September 17, 2019

The Angel of Jaffa

Anyone who has toured the ancient streets of Jaffa has seen the graffiti stenciled indiscriminately on crumbling archways and fancy residential blocks alike: a heart nestled between two wings and the declaration, “There are angels in Jaffa.”

According to the aptly named Gabriel Rosenthal, a self-proclaimed “human angel,” the inspiration behind the street art is the idea that everyone has the potential to become an angel.

“The way to become an angel is to be enlightened,” she said, taking a deep drag of her Marlboro.

Rosenthal lives in a tiny, narrow studio a stone’s throw from Jaffa’s famed clock tower, its walls adorned with hundreds of fairy lights, crystals and the ubiquitous angel stencils. There also are images of crowns and lighthouses, homages to Rosenthal’s previous “incarnations.”

“I was a queen, but wouldn’t you agree it’s better to be a human angel?” she deadpanned.

As for the lighthouse, Rosenthal, 65, still considers herself to be one. “Every person is a ship and needs to reach the shore. One lighthouse can save many ships that have gotten lost,” she said.

A woman with a larger-than-life personality, Rosenthal sports umpteen ribbons and flowers that compete for the front row of her peroxide tresses while her neck tattoo of a crown ripples in the folds of leathery skin that has seen too much sun.

There’s a magnetism to Rosenthal that draws people to her, as attested during the interview when two women passed by her window and hollered, “Angel! Are you there?” Later, both women confided that Rosenthal saved their lives.

“I’m a mirror,” Rosenthal said. “I see where the problem is in people and tell them how to fix it.”

Her bumper-sticker philosophies are delivered with such earnestness one cannot help but take them to heart as if they were novel ideas. “It is our natural right to be happy all our lives,” she said. “The past doesn’t matter; life starts now.”

Living in the now is a recurrent theme for Rosenthal, who says that if there were a contest for being in the present, “I get first prize. First, first, first.”

Of the 18 careers she claims to have — mentor, mystic, spiritual healer, producer, hairdresser and more — being a revolutionary is the standout. So perhaps it’s no accident that Rosenthal was born in Cairo on the day that King Farouk was deposed in 1952 and the Egyptian Revolution kicked off. A year later, her parents moved with her to Tel Aviv. At 13, she became engaged, marrying five years later — and divorcing four years after that, taking with her two sons and a new Ashkenazi last name.

“It is our natural right to be happy all our lives.”  — Gabriel Rosenthal

It was to be another 42 years before Rosenthal would return to her birthplace. By then, she’d visited some 64 countries — not a single trip planned in advance, she said.

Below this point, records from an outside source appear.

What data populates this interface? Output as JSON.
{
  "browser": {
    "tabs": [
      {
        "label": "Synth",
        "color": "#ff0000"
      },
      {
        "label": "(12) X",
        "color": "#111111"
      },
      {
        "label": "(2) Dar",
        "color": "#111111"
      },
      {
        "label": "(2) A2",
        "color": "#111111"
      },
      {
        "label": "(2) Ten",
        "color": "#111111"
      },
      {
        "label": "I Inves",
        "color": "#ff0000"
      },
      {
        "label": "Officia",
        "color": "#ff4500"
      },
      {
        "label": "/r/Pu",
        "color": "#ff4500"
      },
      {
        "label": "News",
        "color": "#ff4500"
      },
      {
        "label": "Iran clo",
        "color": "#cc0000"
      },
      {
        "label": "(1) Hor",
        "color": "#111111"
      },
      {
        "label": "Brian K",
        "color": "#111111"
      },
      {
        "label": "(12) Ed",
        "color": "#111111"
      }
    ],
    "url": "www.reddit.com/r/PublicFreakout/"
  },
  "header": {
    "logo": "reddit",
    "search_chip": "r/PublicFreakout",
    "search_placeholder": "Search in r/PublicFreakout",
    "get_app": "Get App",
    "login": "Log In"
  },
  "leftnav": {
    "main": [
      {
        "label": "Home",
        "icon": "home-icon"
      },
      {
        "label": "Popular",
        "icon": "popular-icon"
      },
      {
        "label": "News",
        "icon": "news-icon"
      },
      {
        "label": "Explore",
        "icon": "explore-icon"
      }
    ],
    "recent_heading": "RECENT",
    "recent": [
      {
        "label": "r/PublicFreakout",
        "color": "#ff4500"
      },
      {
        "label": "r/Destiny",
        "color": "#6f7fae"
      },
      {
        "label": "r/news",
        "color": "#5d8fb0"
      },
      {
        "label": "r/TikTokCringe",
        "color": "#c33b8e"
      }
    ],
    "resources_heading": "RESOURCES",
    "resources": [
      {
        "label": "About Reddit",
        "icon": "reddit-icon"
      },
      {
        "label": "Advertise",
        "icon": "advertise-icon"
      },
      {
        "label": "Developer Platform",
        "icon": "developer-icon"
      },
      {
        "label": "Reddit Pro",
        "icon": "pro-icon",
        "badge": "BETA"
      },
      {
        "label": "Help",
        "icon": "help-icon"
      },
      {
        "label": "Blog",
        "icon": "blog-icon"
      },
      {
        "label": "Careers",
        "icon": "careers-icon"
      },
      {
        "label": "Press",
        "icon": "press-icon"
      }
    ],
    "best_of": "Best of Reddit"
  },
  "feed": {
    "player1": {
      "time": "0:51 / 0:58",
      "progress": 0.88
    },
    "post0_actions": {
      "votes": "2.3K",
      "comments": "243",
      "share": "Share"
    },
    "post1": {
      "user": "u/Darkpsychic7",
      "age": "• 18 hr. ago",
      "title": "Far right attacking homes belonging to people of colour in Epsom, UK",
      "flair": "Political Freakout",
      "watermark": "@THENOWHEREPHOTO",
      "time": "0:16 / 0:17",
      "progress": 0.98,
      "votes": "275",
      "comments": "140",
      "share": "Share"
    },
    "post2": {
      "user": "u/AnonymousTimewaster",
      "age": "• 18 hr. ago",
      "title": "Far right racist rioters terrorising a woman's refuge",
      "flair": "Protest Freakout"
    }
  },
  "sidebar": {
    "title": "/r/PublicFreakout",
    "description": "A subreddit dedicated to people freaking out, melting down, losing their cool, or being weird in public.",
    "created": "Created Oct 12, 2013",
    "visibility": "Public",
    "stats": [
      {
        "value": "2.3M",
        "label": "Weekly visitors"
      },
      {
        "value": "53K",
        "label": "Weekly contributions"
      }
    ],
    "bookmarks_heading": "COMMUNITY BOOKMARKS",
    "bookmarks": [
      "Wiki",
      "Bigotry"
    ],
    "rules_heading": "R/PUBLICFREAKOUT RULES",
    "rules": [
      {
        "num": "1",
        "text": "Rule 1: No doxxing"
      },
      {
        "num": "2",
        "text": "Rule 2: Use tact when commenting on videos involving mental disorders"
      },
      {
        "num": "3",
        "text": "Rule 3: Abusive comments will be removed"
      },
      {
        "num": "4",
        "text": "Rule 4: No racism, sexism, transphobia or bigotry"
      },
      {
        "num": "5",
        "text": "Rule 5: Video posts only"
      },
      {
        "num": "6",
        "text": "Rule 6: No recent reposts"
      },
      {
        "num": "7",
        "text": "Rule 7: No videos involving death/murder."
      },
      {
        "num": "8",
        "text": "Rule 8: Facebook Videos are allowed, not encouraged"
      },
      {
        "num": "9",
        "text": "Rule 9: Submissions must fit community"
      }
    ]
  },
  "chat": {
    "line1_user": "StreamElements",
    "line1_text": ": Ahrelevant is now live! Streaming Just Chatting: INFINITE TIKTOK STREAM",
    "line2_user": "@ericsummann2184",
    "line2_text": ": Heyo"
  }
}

And when she finally made an impromptu excursion into Sinai, it was with the vague idea of lying on a secluded beach for just a couple of weeks. That stretched into two months — and then into half a decade after she met a man named Mustafa while waiting for her taxi back to the Israeli border.

Mustafa owned a stretch of beach close to Nuweiba in the eastern part of the Sinai Peninsula. He told her to live there as long as she wished and provided her with two servants to cook her meals. It was there, she said, that she became known as Aisha, a reference to one of Muhammad’s wives.

It was also there that Rosenthal learned to become a builder — another of her 18 careers. With the help of Mustafa’s staff, Rosenthal built some 60 hushot, or beach huts, and turned the Sondos (“Green Village”) camp into a luxury getaway, at least by Sinai standards. Very soon, the place was filled with the kind of Israeli backpackers who were more interested in glamping than camping.

Running Sondos camp — and overseeing the occasional sulha (dispute resolution) between warring Sinai tribes — was Rosenthal’s life before she decided to finally catch that taxi back to Israel.

Today, Rosenthal has no intention of slowing down.

“You could say I’m a modern-day messiah,” she said. “But I was brought into this world first and foremost to be happy and then to teach other people to be happy.”